Saturday, June 11, 2011

Thoughts on Touring, Thoughts

There are so many of us,
and so many are lost.
The world is bursting at the seams with us,
covering her like a pox

We are all Job's and Jezabel's
looking for some peace.
Looking for a leg up,
or vengeance for some unremembered transgression.

Every time I travel, the sheer amount of people I see who I will never know, will never meet, will never affect my life in any perceivable way is staggering. The bums, the businessmen, the musicians, the waitresses, sailors, the small-town moms and dads, their kids, their future girlfriends/boyfriends, the hotel maids, convenience store shoppers, restaurant patrons, groupies, the power lunch crowd, taco truck owners, park visitors, tourists, bicyclists, freeway drivers--all coming from somewhere, heading somewhere else, and wanting more.

I don't care about them in any individual, mother Theresa, humanitarian, the-poor-lot-of-the-world-huddled-masses manner. It may be callous, but meh... I think about how all of them combined are a tiny fraction of the real, unfathomable population of the world (7 billion).
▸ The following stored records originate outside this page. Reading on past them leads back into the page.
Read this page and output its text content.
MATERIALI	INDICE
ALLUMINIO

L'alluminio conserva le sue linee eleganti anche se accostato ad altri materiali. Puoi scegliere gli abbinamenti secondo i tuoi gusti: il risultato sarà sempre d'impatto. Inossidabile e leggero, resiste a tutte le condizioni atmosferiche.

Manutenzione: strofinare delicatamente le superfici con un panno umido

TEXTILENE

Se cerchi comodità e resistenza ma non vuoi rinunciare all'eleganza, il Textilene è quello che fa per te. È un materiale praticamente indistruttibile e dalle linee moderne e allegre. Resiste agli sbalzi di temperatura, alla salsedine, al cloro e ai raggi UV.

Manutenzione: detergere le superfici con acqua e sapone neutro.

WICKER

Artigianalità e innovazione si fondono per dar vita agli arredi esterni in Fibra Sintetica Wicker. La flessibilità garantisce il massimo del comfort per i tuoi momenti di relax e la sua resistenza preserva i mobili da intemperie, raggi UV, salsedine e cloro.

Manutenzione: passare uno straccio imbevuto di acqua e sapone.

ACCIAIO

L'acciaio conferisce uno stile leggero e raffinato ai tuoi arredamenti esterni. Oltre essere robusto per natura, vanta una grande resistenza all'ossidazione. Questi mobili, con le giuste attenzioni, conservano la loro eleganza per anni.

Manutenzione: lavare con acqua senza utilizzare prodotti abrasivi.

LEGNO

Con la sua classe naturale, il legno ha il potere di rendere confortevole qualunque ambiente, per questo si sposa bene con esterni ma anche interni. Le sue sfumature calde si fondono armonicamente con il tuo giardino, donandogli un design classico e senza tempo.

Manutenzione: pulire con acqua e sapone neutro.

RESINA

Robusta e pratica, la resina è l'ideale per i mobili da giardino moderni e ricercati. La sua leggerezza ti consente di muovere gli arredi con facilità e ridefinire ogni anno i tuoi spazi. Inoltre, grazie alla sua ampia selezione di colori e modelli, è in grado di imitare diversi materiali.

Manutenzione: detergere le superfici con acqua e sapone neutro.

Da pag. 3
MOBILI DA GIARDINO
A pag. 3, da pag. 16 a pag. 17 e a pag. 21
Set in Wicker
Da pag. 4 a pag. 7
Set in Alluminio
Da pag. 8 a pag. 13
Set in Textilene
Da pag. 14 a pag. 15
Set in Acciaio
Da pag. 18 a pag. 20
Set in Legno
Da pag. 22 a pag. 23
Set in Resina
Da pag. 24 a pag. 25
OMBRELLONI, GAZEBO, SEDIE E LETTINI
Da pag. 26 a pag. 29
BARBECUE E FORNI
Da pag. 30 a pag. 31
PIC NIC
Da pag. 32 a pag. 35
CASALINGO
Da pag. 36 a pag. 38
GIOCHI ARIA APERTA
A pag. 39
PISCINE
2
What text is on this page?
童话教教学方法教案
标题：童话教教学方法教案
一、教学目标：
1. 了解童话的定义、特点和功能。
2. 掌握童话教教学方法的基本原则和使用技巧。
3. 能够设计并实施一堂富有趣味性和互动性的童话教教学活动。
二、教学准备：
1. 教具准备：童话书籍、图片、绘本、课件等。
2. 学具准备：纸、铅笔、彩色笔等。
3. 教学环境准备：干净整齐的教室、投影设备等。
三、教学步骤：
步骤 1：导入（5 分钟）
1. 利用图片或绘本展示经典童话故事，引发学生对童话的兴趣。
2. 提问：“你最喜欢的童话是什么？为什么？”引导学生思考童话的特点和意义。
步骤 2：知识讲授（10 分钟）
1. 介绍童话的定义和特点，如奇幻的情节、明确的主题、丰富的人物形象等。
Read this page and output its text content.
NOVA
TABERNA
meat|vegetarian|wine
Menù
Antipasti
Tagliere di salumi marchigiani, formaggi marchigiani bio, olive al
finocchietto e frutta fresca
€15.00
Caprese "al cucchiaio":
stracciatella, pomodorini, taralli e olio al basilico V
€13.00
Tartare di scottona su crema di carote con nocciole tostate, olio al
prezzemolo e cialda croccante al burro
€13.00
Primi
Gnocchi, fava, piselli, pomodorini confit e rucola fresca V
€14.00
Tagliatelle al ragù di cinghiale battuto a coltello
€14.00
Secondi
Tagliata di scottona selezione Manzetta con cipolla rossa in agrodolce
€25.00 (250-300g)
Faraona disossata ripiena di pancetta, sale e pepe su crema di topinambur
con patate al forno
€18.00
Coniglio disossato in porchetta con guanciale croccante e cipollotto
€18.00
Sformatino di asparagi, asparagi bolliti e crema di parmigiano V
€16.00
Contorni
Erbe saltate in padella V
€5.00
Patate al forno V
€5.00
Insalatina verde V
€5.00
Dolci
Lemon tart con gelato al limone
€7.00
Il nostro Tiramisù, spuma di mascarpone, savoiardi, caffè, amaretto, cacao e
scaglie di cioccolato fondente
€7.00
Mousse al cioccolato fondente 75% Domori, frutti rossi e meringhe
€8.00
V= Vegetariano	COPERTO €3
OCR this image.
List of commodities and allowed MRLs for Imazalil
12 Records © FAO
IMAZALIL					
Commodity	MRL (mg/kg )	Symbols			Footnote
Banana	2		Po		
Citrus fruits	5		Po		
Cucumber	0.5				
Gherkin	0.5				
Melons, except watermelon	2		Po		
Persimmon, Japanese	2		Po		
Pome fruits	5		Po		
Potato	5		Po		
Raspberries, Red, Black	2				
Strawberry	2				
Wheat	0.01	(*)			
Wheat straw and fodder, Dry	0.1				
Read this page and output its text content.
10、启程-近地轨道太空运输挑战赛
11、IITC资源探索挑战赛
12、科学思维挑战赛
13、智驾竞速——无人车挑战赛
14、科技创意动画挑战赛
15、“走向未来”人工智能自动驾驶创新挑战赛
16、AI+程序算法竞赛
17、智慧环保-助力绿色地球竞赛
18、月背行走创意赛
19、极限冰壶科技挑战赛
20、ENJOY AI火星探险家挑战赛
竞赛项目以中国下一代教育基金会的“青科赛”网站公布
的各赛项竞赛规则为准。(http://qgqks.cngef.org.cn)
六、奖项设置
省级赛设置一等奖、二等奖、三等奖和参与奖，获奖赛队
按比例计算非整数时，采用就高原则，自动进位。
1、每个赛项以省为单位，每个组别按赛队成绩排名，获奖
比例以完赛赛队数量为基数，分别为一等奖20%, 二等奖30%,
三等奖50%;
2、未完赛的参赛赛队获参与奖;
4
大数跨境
I think about heroin addicts in Amsterdam and Prague and how no one cares for them in an individual, mother Theresa, humanitarian, the-poor-lot-of-the-world-huddled-masses manner. They are left in those dirty streets to fend for themselves. Not everyone can be president, you know. Not even me with my relatively comfortable lifestyle, full set of teeth, relative self-awareness, and education. I am just another writer in a sea of writers competing with Pakistanis who can pay their rent with what it costs me to drive to the coffee shop and back six times. I am just another musician swimming in a soup of musicians, competing with 21-year old's with no kids and nothing to lose.

The predictable response to this kind of post is....you're a cynic, a pessimist. I think these two adjectives are often confused with...an unwavering sense of what is actually realistic. I often wish I lived in Yugoslavia where it was ok to be a bicycle courier, where being a bicycle courier is a pretty good job and not every Tom, Dick, and Harry, every Buddy, Guy, and Harold, every Jane, Sue, and Patty felt the overwhelming, crushing, don't-get-the-bends pressure to make more, More, MORE!! money, buy more stuff, spend your talents, time, and energy on attaining that (let's face it) impossible, reality-tv life. "Hey son... you can be (president, a millionaire, a CEO, rock-star, Oscar-winner, pro football player, etc.)  someday." Well....nope.

You can be happy though. That one is possible. It's not wanting all that crap that's going to do it.